David Maurice Graham (16 August 1911 – 12 August 1999) was a British broadcaster and BBC executive. As an undergraduate at the University of Oxford in 1933, he gained prominence for his role in the famous “King and Country” debate.

== Early life ==
Graham was born in Bombay (now Mumbai), the son of Sir Lancelot Graham (1880–1958), a senior civil servant who became the first Governor of Sind Province. He was educated at Rugby School and went on to Balliol College, Oxford, where he studied Greats and became an active member of the Oxford Union Society. Before the Second World War, he also spent time in Germany, becoming fluent in the language.

== The "King and Country" debate ==
In 1933, while serving as the Union’s librarian and secretary, Graham drafted and seconded a motion introduced by fellow undergraduate Kenelm Hubert Digby stating that "this House will in no circumstances fight for its King and Country". The motion, carried by 275 votes to 173, was interpreted by some as a sign of pacifism and national decline amid the rise of Adolf Hitler in Germany. The British press reacted strongly, with newspapers such as The Daily Express, The Daily Telegraph, and The Times denouncing the resolution and its supporters.

The debate’s records were torn from the Union’s minute book by protesting students, but Graham later restored them from memory. Although critics linked the motion to appeasement, later historians and journalists noted that there was no evidence Hitler was influenced by it, and that many who voted in favor later served in the armed forces during the war.

== BBC career ==
After briefly working as a schoolteacher, Graham joined the BBC as a talks producer. During the Second World War, he broadcast in German under the pseudonym Robert Graham. He later reported from Germany and India, and his linguistic expertise extended to several European and Asian languages. In the Cold War period, he served as an executive in the BBC’s Russian-language and East European services, eventually heading the Central Research Unit before his retirement in 1971.
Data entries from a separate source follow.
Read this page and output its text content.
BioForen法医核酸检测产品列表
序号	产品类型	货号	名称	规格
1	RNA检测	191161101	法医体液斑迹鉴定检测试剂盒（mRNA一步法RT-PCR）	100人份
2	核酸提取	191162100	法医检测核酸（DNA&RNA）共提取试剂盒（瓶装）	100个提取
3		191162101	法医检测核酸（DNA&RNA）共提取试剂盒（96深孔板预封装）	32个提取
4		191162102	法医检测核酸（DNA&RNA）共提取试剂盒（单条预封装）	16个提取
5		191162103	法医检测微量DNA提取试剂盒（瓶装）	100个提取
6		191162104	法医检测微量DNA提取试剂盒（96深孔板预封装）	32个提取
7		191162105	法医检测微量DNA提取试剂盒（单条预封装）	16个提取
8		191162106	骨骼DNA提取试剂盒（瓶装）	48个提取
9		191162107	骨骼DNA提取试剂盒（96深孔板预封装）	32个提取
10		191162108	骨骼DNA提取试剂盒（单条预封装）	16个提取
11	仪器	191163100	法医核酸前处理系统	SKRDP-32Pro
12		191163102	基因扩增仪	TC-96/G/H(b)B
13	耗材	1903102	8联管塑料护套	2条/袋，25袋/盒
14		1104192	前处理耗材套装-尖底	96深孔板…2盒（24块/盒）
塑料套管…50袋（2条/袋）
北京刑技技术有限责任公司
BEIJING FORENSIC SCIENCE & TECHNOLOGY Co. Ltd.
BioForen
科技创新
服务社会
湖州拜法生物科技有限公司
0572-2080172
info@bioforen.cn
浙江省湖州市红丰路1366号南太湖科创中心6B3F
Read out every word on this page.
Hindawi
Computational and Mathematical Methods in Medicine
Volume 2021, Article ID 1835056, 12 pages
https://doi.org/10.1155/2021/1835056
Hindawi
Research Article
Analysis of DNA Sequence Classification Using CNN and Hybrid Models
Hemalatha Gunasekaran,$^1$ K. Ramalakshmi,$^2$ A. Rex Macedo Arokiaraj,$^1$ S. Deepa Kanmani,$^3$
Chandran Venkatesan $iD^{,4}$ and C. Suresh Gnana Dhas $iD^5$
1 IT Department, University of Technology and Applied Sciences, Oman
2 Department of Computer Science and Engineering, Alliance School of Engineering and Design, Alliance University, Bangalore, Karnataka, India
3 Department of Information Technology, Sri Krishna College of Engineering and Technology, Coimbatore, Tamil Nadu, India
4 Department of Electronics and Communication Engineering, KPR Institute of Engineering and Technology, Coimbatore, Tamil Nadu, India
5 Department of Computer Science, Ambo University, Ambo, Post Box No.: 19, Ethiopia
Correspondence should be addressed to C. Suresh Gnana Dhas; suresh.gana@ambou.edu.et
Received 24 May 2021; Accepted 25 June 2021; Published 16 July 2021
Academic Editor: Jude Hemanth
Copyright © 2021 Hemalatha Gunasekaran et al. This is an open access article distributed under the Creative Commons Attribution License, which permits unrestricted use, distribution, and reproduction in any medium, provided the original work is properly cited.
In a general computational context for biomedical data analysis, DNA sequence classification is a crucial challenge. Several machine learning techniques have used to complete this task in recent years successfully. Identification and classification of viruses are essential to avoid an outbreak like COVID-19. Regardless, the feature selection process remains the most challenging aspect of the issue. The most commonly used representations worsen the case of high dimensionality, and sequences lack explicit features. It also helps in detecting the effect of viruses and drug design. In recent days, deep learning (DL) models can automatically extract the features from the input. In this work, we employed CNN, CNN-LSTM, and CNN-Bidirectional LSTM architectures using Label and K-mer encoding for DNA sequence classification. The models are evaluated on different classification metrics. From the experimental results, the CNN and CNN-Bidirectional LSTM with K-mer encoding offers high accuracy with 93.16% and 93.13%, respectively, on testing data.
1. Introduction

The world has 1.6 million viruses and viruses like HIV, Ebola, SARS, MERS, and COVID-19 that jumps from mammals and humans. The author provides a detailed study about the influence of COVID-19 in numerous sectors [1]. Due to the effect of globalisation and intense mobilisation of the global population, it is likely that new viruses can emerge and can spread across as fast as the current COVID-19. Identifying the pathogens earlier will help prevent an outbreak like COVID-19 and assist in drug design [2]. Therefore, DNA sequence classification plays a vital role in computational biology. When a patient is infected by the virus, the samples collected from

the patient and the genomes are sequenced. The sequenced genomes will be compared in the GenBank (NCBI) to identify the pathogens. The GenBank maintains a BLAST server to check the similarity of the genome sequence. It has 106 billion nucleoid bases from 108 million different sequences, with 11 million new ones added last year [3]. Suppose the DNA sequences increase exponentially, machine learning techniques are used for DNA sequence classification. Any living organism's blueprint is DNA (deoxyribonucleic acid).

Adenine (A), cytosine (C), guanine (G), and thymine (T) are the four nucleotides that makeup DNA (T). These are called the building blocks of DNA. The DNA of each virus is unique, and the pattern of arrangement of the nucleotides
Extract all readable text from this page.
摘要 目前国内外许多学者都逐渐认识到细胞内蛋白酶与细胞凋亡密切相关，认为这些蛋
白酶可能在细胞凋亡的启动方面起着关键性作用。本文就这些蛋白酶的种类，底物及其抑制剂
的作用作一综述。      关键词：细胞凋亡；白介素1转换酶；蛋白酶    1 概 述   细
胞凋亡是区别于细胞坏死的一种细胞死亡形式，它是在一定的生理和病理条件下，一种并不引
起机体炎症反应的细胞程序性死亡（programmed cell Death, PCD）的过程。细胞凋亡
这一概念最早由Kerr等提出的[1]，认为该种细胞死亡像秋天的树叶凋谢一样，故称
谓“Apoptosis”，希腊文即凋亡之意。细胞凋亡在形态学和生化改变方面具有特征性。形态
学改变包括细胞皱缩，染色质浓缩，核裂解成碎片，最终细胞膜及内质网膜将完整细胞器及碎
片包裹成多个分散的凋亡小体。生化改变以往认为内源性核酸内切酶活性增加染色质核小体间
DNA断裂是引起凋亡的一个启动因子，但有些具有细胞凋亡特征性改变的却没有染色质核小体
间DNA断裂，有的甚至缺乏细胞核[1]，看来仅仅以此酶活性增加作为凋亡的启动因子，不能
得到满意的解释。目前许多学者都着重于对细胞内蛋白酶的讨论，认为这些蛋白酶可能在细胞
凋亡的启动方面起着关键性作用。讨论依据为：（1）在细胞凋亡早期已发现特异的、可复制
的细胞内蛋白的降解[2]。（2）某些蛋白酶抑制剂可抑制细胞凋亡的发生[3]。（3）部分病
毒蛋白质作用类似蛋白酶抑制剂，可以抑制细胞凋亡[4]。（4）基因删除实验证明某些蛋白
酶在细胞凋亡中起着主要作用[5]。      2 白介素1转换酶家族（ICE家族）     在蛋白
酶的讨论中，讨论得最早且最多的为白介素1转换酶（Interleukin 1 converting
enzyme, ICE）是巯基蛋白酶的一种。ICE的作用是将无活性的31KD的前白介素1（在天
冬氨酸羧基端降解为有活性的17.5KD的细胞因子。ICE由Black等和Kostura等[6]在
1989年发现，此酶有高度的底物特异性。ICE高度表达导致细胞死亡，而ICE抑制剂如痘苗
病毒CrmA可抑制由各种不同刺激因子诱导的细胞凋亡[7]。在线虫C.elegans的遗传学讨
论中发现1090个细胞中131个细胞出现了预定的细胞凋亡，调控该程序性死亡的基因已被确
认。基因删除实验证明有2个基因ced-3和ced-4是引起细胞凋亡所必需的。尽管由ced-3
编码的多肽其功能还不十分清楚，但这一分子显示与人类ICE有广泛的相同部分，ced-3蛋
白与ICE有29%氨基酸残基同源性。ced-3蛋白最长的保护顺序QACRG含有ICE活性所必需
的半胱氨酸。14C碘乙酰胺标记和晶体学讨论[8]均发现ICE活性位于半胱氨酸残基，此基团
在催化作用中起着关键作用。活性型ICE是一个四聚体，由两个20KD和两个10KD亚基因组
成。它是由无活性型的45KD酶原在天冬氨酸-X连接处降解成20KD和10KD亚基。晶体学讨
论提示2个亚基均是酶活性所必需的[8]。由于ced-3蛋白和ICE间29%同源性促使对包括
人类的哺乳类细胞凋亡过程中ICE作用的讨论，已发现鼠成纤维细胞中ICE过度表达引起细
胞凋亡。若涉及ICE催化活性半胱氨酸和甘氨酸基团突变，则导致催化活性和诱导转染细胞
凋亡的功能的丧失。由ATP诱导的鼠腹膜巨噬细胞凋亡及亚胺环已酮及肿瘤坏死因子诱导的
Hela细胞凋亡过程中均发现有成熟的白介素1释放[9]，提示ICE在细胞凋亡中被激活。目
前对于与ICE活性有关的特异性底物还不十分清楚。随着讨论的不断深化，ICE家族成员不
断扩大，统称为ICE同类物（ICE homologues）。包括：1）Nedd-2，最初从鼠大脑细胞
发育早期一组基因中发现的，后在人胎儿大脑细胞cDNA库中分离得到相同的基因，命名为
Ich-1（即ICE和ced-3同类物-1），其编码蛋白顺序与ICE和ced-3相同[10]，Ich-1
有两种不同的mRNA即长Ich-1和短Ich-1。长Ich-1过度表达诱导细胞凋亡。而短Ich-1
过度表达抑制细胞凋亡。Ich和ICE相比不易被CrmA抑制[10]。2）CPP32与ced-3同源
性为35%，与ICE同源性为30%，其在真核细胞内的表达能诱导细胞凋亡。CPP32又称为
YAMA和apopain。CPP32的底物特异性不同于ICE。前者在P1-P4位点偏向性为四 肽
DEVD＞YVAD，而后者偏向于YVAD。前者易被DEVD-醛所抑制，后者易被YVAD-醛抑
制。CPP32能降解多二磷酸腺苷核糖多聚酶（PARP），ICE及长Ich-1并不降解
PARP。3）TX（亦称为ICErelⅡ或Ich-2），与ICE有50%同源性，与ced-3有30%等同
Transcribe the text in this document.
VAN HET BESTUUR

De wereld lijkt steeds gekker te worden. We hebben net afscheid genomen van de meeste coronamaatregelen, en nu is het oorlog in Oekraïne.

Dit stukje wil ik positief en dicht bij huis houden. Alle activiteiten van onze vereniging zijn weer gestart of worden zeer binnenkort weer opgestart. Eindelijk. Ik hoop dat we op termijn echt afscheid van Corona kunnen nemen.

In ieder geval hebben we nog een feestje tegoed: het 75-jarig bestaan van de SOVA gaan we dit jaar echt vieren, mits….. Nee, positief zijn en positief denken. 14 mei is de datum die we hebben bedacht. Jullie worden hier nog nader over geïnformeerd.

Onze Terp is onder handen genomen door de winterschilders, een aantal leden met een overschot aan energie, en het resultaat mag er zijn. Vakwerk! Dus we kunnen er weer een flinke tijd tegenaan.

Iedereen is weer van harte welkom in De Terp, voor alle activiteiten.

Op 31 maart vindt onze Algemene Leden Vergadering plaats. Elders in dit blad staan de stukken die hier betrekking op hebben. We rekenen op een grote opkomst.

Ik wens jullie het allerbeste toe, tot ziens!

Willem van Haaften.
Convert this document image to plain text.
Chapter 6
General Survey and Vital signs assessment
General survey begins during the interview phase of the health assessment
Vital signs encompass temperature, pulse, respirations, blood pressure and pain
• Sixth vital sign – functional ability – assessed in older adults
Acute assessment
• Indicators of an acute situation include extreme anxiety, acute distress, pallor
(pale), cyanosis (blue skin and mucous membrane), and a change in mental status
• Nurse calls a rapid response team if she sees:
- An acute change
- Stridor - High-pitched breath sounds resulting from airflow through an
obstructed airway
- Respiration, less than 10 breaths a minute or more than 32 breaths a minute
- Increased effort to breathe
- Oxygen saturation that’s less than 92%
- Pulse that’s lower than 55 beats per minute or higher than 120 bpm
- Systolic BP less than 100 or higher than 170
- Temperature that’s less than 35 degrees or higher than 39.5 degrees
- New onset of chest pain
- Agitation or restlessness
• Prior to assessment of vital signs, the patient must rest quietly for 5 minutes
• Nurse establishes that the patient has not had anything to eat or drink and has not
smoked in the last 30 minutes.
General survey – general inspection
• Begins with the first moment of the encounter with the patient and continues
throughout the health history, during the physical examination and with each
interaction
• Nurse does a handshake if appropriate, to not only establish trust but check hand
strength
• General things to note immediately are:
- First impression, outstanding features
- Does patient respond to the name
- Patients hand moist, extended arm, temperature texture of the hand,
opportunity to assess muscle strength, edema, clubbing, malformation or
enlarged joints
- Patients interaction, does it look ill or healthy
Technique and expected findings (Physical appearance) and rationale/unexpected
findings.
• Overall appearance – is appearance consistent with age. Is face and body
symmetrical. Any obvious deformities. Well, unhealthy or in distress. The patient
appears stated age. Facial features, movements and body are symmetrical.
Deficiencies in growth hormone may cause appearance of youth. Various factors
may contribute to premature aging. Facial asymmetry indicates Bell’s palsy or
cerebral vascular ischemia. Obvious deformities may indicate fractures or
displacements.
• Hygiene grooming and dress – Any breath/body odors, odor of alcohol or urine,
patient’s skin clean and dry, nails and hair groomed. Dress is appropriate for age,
== Later life and death ==
Graham retired from the BBC in 1971 and was active as a lay reader in the Church of England and supporter of the Liberal Party. He married Rosemary Harris in 1943, she died in 1988. David Graham died on 12 August 1999 just shy of his 88th birthday. He was survived by a daughter and two sons, including UK Information Commissioner Christopher Graham.